Sicher jedoch sind deutliche Auswirkungen auf unsere bisherigen Städte, sind sie doch auf den klassischen Aktiven im mittleren Alter zugeschnitten. Denn überlagert man die schrumpfende Bevölkerung mit der zu erwartenden Altersstruktur wird deutlich, dass genau diese bisher dominierende Bevölkerungsschicht gegenüber heute die wesentlichsten Einbußen erfahren wird.

Hier zeigt sich ein gewaltiger Umbruch, dessen Auswirkungen auf die Gesellschaft und somit auf die gebaute Umwelt wir derzeit nur erahnen können. Der aktuelle Stadtumbau Ost ist hierbei nur Vorbote der auf uns zukommenden Veränderungen.

Städtisch-kultureller Wandel

Angesichts dieser Prognosen sollte ein zukunftsorientiertes Unternehmen seine mittelfristigen Planungen überdenken und passende Neuausrichtungen anstreben. Dies sollte auch für das Unternehmen “Stadt“ gelten, das derzeit jedoch anscheinend weitgehend mit sich selbst beschäftig ist und dessen Bewegungsspielraum mit den kollabierten Finanzen endgültig verloren scheint.

„Nun hat es sogar die Schönste unter den Schönen erwischt, nun ist sogar die Reichste aller Reichen betroffen: die Stadt München ist pleite… bankrott, am Ende“[3]

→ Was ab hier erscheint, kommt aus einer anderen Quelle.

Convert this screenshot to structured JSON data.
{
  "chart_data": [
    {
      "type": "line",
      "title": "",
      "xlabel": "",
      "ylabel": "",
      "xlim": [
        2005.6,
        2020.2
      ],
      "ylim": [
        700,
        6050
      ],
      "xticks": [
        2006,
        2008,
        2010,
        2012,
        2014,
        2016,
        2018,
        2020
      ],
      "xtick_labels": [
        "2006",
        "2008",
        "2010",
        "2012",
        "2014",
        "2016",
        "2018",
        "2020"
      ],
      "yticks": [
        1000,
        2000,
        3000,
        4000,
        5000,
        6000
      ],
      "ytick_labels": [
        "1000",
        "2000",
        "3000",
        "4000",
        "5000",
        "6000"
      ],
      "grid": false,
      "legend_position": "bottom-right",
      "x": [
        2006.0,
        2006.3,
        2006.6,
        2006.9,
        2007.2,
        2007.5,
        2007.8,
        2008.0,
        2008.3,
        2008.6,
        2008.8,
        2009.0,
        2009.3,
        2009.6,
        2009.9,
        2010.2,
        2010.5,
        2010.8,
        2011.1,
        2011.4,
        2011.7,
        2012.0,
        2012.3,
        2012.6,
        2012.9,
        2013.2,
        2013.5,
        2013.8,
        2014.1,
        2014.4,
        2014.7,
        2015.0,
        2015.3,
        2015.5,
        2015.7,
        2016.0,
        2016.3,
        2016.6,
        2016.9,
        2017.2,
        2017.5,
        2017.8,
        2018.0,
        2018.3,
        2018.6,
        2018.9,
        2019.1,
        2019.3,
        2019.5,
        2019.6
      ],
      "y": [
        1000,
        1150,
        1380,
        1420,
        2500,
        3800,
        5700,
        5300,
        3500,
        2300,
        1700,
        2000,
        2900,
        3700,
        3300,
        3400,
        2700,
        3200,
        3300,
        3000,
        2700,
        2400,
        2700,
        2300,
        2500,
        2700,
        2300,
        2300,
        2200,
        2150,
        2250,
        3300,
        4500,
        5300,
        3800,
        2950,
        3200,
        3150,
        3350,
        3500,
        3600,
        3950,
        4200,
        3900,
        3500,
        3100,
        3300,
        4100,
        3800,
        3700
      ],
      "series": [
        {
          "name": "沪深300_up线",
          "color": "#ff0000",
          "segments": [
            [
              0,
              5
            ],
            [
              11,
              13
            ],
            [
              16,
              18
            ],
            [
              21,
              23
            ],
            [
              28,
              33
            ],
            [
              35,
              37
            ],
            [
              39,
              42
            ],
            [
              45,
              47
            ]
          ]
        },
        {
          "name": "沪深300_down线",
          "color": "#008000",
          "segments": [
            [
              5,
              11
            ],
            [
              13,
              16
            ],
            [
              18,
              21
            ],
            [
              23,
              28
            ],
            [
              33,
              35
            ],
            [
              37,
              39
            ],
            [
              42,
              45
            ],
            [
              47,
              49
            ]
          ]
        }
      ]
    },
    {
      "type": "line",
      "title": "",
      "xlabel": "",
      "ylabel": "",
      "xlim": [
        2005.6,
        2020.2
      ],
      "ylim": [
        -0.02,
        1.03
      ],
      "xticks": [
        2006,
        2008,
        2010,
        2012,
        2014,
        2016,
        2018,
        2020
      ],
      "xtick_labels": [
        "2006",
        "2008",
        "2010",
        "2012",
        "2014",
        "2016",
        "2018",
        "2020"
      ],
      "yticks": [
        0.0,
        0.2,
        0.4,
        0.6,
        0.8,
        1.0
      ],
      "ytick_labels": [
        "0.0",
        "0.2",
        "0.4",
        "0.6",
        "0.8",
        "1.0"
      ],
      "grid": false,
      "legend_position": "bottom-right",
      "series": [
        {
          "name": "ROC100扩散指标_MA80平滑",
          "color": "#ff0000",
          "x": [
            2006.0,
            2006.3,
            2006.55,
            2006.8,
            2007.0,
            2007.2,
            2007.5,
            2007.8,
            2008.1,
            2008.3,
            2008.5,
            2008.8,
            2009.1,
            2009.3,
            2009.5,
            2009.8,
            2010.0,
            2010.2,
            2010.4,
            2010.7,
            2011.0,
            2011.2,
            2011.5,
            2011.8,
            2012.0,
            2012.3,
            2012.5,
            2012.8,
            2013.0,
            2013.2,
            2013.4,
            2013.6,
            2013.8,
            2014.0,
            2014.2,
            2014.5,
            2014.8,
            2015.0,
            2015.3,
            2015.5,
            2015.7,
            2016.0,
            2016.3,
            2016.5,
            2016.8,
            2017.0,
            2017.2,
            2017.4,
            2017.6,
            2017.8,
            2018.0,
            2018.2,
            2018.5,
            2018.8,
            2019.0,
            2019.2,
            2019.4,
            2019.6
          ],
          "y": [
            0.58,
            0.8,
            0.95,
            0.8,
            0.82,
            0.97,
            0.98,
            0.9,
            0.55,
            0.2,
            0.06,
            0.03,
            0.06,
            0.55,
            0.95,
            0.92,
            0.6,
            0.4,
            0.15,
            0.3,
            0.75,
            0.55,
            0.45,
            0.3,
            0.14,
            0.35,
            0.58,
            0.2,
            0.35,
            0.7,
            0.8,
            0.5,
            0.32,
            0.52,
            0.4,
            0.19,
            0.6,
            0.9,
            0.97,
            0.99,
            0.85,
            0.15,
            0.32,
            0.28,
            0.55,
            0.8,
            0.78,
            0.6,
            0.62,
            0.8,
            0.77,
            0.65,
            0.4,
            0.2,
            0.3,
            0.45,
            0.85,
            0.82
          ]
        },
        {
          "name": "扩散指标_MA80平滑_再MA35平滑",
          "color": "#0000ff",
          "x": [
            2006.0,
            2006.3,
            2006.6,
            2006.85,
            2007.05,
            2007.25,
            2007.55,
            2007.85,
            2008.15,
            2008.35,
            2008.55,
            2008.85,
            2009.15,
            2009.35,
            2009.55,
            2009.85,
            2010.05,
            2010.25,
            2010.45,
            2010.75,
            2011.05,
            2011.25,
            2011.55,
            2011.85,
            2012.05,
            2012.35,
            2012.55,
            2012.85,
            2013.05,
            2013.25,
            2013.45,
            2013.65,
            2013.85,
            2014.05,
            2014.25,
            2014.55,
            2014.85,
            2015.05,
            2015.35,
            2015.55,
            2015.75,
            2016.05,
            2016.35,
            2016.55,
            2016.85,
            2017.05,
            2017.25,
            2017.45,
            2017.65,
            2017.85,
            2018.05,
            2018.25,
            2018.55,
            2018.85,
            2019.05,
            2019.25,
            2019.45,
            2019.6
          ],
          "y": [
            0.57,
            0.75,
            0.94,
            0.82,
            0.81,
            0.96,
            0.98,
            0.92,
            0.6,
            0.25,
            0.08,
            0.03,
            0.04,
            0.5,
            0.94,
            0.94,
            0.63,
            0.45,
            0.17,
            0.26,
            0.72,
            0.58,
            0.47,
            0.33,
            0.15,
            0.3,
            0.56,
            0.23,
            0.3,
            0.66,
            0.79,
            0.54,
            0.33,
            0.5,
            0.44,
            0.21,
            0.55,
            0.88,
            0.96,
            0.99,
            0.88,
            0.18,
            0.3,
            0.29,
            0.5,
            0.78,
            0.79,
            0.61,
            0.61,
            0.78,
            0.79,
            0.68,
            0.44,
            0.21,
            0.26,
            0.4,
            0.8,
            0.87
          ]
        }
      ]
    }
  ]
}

Mit diesen Worten beginnt ein Artikel von Gerhard Matzig in der Süddeutschen Zeitung, in dem er dem Gedanken nachgeht, ob hinter der kommunalen Finanzkrise in Wirklichkeit eine Kulturkrise steckt.

In einer der reichsten Gesellschaften, die unser Land bisher hervorgebracht hat, offenbart sich eine schwerwiegende Kluft zwischen Individuum und Gemeinschaft.

Obwohl vor den Auswirkungen seit langem gewarnt wurde, führt die mit breiter Zustimmung erfolgte Gesetzgebung zu der allerorts praktizierten Steuervermeidung, insbesondere bei den Unternehmen, die stark von der „ökonomischen wie auch, als Folge und Urgrund…, von der kulturellen Strahlkraft“ der Stadt profitieren.

Matzig weiter: „Aber vermutlich werden die Unternehmensmanager, die Steuergesetzgeber und alle, die diese Auszehrung zulassen, sich erst dann, wenn es längst zu spät ist, an Berthold Brecht erinnern. Von dem stammt der traurigste aller traurigen Sätze über die Städte: „Von diesen Städten wird bleiben, der durch sie hindurchging, der Wind.“…Diese Sentenz verweist auf „… das, was von unserem Leben, von unserer Zivilisation und Kultur bleibt, wenn man sich die Städte einmal wegdenkt: das Nichts.“

So steckt letztlich hinter der Frage, ob und in welchem Maße wir uns unsere Städte leisten können, nichts anderes als die Frage, ob wir uns unser Leben leisten wollen.

Wandel der Profession

Sehr geehrte Damen und Herren,
Architektur – und damit soll sowohl Stadtplanung als auch Hochbau- und Landschaftsarchitektur verstanden sein – ist immer Spiegel der wirtschaftlichen wie gesellschaftlichen Verhältnisse sowie Ausdruck geistig-kultureller Werte. So nimmt es nicht Wunder, wenn sich die derzeitige gesellschaftliche Ambivalenz auch in den Planungsdisziplinen wiederspiegelt.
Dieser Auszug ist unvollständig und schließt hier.